Tuesday, May 29, 2012

They call me Vinocasa

My name (Amy, if you didn't know), doesn't exist in the Spanish language. I remember the first day in my 7th grade Spanish class the teacher gave us all the Spanish equivalents of our names, which were to be used for the whole year. Michael becomes Miguel, Kristen becomes Cristina, easy enough. When the teacher got to my name on the list she thought for a minute and said she would get back to me the next day. She came back with Amada, which is simply the translation of the Latin root of my named, meaning beloved. I've never heard of someone actually being named Amada, but it worked for the time.

Fast forward over ten years and my name is still just as problematic in Spanish. My students who have only ever heard my name pronounced spell it something like Eimi or Eymi. Many genuinely think it's Emily. Those who see it written pronounce it Ah-mee. When I pronounce my name for someone else to write it down, I say Ah-mee and it usually gets written down as Ami. I just can't win.

However, pop culture has given me a saving grace. I can't tell you how many times I've met someone and they respond with a frown. Your name is what? Amy, I respond. They pause for a moment, puzzled. Oh! Like Amy Winehouse! The first few times this happened it was funny. Then annoying.
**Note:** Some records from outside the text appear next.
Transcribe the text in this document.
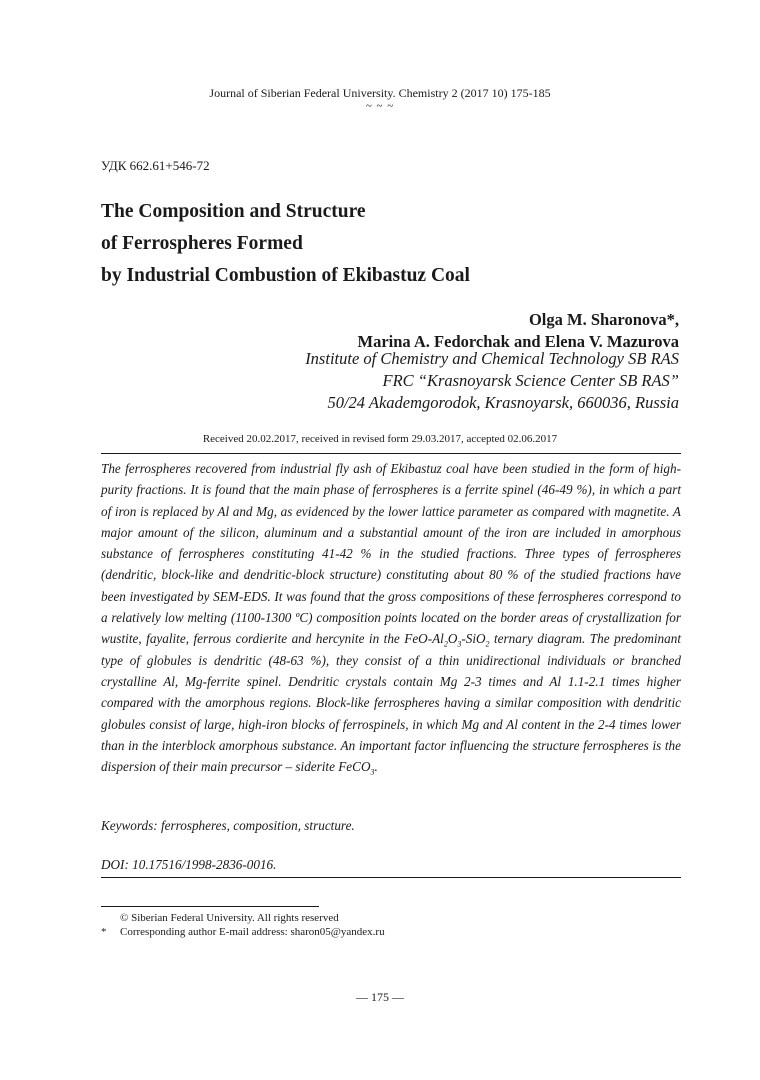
Journal of Siberian Federal University. Chemistry 2 (2017 10) 175-185
~ ~ ~
УДК 662.61+546-72
The Composition and Structure
of Ferrospheres Formed
by Industrial Combustion of Ekibastuz Coal
Olga M. Sharonova*,
Marina A. Fedorchak and Elena V. Mazurova
Institute of Chemistry and Chemical Technology SB RAS
FRC “Krasnoyarsk Science Center SB RAS”
50/24 Akademgorodok, Krasnoyarsk, 660036, Russia
Received 20.02.2017, received in revised form 29.03.2017, accepted 02.06.2017
The ferrospheres recovered from industrial fly ash of Ekibastuz coal have been studied in the form of high-purity fractions. It is found that the main phase of ferrospheres is a ferrite spinel (46-49 %), in which a part of iron is replaced by Al and Mg, as evidenced by the lower lattice parameter as compared with magnetite. A major amount of the silicon, aluminum and a substantial amount of the iron are included in amorphous substance of ferrospheres constituting 41-42 % in the studied fractions. Three types of ferrospheres (dendritic, block-like and dendritic-block structure) constituting about 80 % of the studied fractions have been investigated by SEM-EDS. It was found that the gross compositions of these ferrospheres correspond to a relatively low melting (1100-1300 ºC) composition points located on the border areas of crystallization for wustite, fayalite, ferrous cordierite and hercynite in the FeO-$Al_2O_3-SiO_2$ ternary diagram. The predominant type of globules is dendritic (48-63 %), they consist of a thin unidirectional individuals or branched crystalline Al, Mg-ferrite spinel. Dendritic crystals contain Mg 2-3 times and Al 1.1-2.1 times higher compared with the amorphous regions. Block-like ferrospheres having a similar composition with dendritic globules consist of large, high-iron blocks of ferrospinels, in which Mg and Al content in the 2-4 times lower than in the interblock amorphous substance. An important factor influencing the structure ferrospheres is the dispersion of their main precursor – siderite FeCO$_3$.
Keywords: ferrospheres, composition, structure.
DOI: 10.17516/1998-2836-0016.
© Siberian Federal University. All rights reserved
* Corresponding author E-mail address: sharon05@yandex.ru
— 175 —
Now I'll actually throw it out there to help people wrap their heads around this strange name I go by.

A few Spanish friends have latched on to this and turned it in to a joke, and I now respond to Vinocasa. (Winehouse. Vinocasa. Get it? Yes it's that silly.)
Now I just wish there was a slightly less tragic celebrity who can bring some recognition to my name and convince Spaniards I'm not making it up.


Wednesday, May 23, 2012

Up in the air

My life and future are up in the air. I've played all of my cards and am now waiting to see what the dealer has. I've turned in paperwork, applied for jobs, been turned down by a whole lot and gotten some feedback on others. But at the end of the day, I still don't know where I'll be in the fall.
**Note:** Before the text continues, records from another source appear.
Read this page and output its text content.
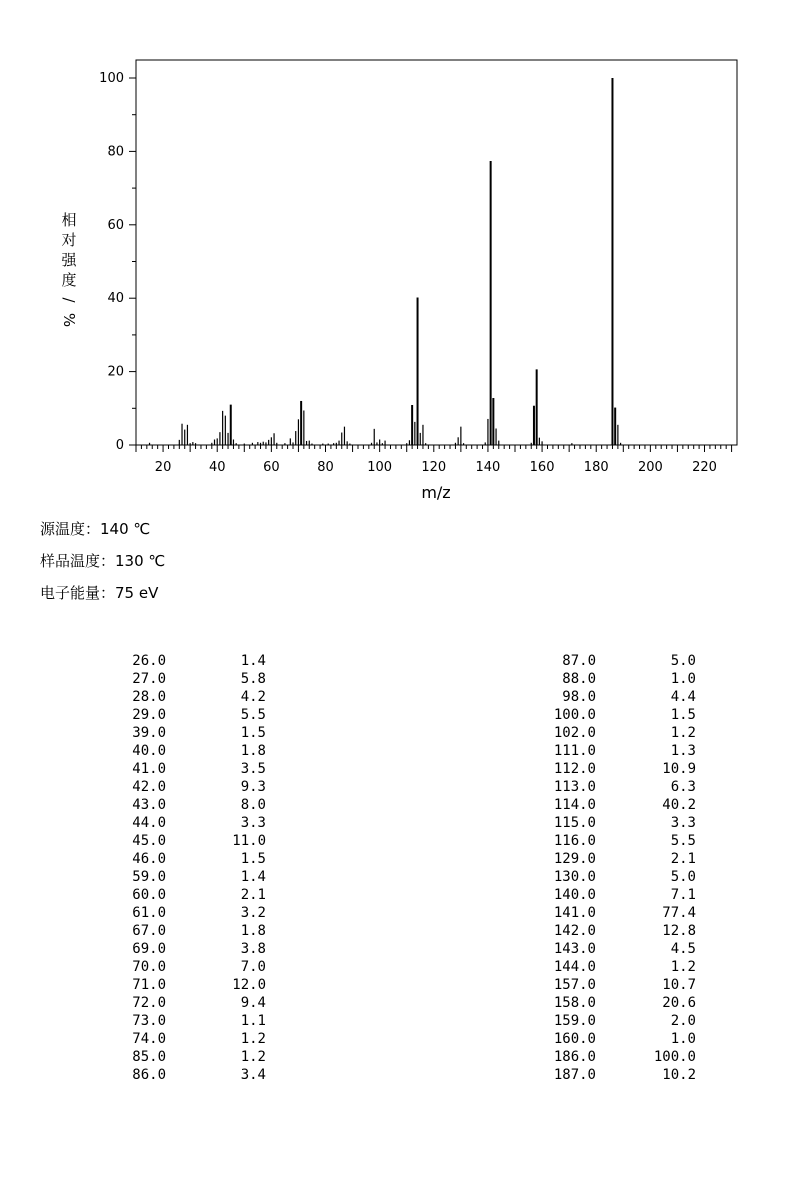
0
20
40
60
80
100
20	40	60	80	100 120 140 160 180 200 220
m/z
相
对
强
度
/
%
源温度：140 ℃
样品温度：130 ℃
电子能量：75 eV
26.0	1.4
27.0	5.8
28.0	4.2
29.0	5.5
39.0	1.5
40.0	1.8
41.0	3.5
42.0	9.3
43.0	8.0
44.0	3.3
45.0	11.0
46.0	1.5
59.0	1.4
60.0	2.1
61.0	3.2
67.0	1.8
69.0	3.8
70.0	7.0
71.0	12.0
72.0	9.4
73.0	1.1
74.0	1.2
85.0	1.2
86.0	3.4
87.0	5.0
88.0	1.0
98.0	4.4
100.0	1.5
102.0	1.2
111.0	1.3
112.0	10.9
113.0	6.3
114.0	40.2
115.0	3.3
116.0	5.5
129.0	2.1
130.0	5.0
140.0	7.1
141.0	77.4
142.0	12.8
143.0	4.5
144.0	1.2
157.0	10.7
158.0	20.6
159.0	2.0
160.0	1.0
186.0	100.0
187.0	10.2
The idea of not coming back to Spain was just never an option in my head. Go back to California? Yeah right. Is the sun still shining in Andalucía? Of course. That's where my life is. That's where I'm going to be. Over the past months every time the novio started worrying about me having to leave I just assured him, "When there's something I really want, I find a way to get it."
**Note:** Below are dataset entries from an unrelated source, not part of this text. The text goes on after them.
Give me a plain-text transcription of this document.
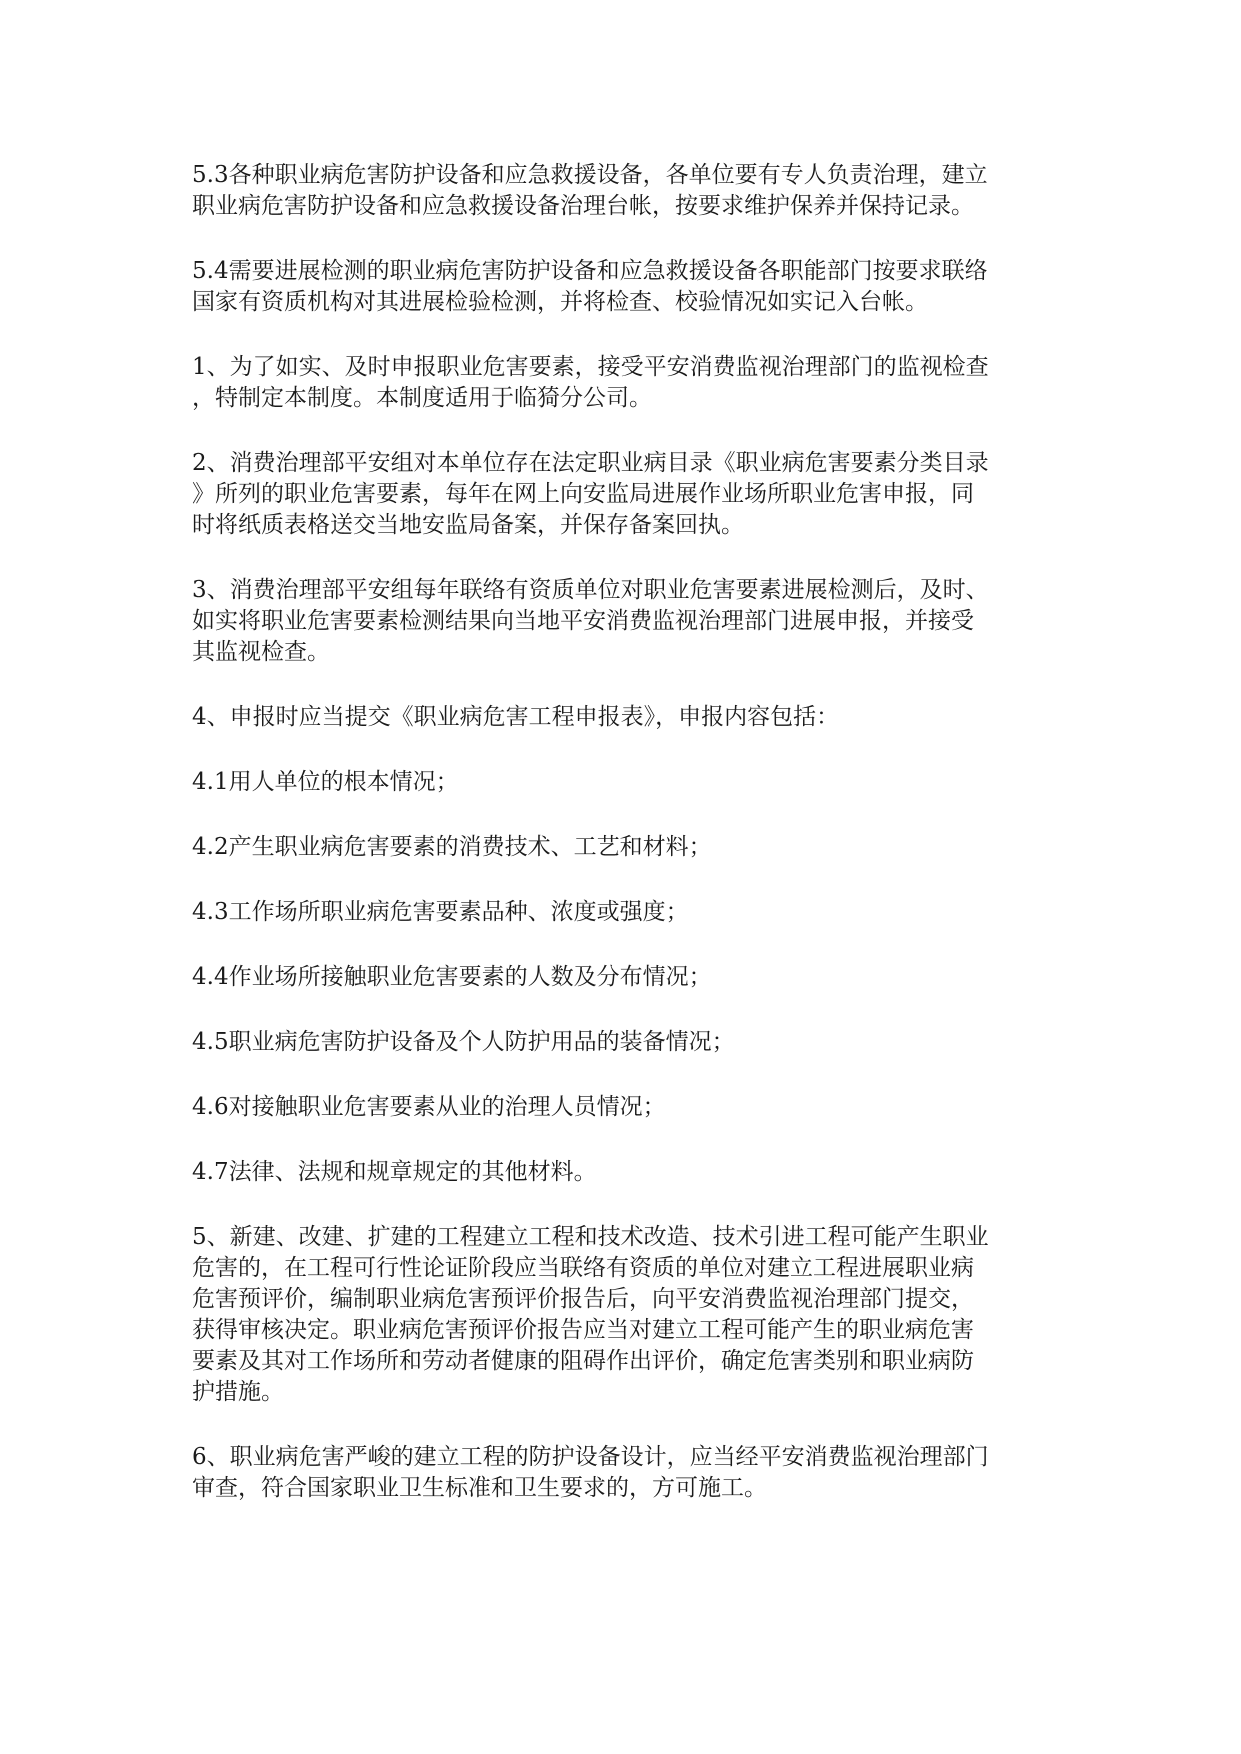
5.3各种职业病危害防护设备和应急救援设备，各单位要有专人负责治理，建立
职业病危害防护设备和应急救援设备治理台帐，按要求维护保养并保持记录。

5.4需要进展检测的职业病危害防护设备和应急救援设备各职能部门按要求联络
国家有资质机构对其进展检验检测，并将检查、校验情况如实记入台帐。

1、为了如实、及时申报职业危害要素，接受平安消费监视治理部门的监视检查
，特制定本制度。本制度适用于临猗分公司。

2、消费治理部平安组对本单位存在法定职业病目录《职业病危害要素分类目录
》所列的职业危害要素，每年在网上向安监局进展作业场所职业危害申报，同
时将纸质表格送交当地安监局备案，并保存备案回执。

3、消费治理部平安组每年联络有资质单位对职业危害要素进展检测后，及时、
如实将职业危害要素检测结果向当地平安消费监视治理部门进展申报，并接受
其监视检查。

4、申报时应当提交《职业病危害工程申报表》，申报内容包括：

4.1用人单位的根本情况；

4.2产生职业病危害要素的消费技术、工艺和材料；

4.3工作场所职业病危害要素品种、浓度或强度；

4.4作业场所接触职业危害要素的人数及分布情况；

4.5职业病危害防护设备及个人防护用品的装备情况；

4.6对接触职业危害要素从业的治理人员情况；

4.7法律、法规和规章规定的其他材料。

5、新建、改建、扩建的工程建立工程和技术改造、技术引进工程可能产生职业
危害的，在工程可行性论证阶段应当联络有资质的单位对建立工程进展职业病
危害预评价，编制职业病危害预评价报告后，向平安消费监视治理部门提交，
获得审核决定。职业病危害预评价报告应当对建立工程可能产生的职业病危害
要素及其对工作场所和劳动者健康的阻碍作出评价，确定危害类别和职业病防
护措施。

6、职业病危害严峻的建立工程的防护设备设计，应当经平安消费监视治理部门
审查，符合国家职业卫生标准和卫生要求的，方可施工。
Here's what I know: I have a position somewhere in Andalucía repeating the program I've been in for the last two years. It could be in a little pueblo in Huelva. It could be in Granada. It could be right back here in Málaga. I'm sitting here twiddling my thumbs waiting to find out. This wait drove me nuts last year, but this year there's a new loose end. Planning my future now involves two people finding jobs in the same city, not an easy task in a country with over 30% unemployment.

For now I'm considering myself lucky to have work in an English camp for the summer and to at least have something for the fall. With only a week left at my current school, I'm going to try to focus on saying my goodbyes and being grateful for what I have.
Grateful for days hiking in El Torcal, Antequera...

and random weekend trips to Barcelona, just because there were cheap flights

Wednesday, May 2, 2012

The Spaniard

All right, I guess it's about time I stop tip toeing around the topic. There's a significant other in my life. And he just so happens to be Spanish.
 Let me take you back over a year ago to last March to a little weekend trip to Granada. I was visiting a fellow English teacher friend, and we went hiking with an extended group of friends. Leading the hike was the cousin of a friend of a friend of my friend, (Yes you read that correctly) and he just knocked my socks off. We climbed a mountain. We got a little lost. We ate chocolate. We lied on our backs and looked for shapes in the clouds (I remember seeing a dragon). At the end of the day we said goodbye to each other and to everyone else in the group. I went back to my life in Málaga, and him to his in Granada.

I remember thinking after, "Wow, that guy was awfully nice. He's funny, he's handsome, and he seems like a really good guy. Too bad he lives in Granada." Little did I know he was thinking the same of me.
In his element, amongst Roman ruins
Well thank goodness for facebook because even though we didn't see each other the rest of the year, we kept in touch. We chatted occasionally over the months, asking how each others summers were going, I told him how excited I was to be returning to Spain in the fall and all the San Miguel, jamón, and olives I was missing. He promised to show me all of Granada's best tapas when I returned.

September rolled around and one of my very first weeks back at work Spain gave us a lovely Wednesday off from work. Some girlfriends and I decided we wanted to spend the day tapeando in the best place in Spain to do so, Granada. I thought "Hey, there's a guy I know there that I wouldn't mind seeing again." So seven months after we met, we saw each other for the second time.

We picked up right where we had left off in March, and the rest is history. Now we've been together for nearly seven months, spending weekends bouncing back and forth between Granada and Málaga. As this school year draws to an end, I don't know what life has in store for me come summer and fall, but we're both doing everything we can to make sure that he's a part of it.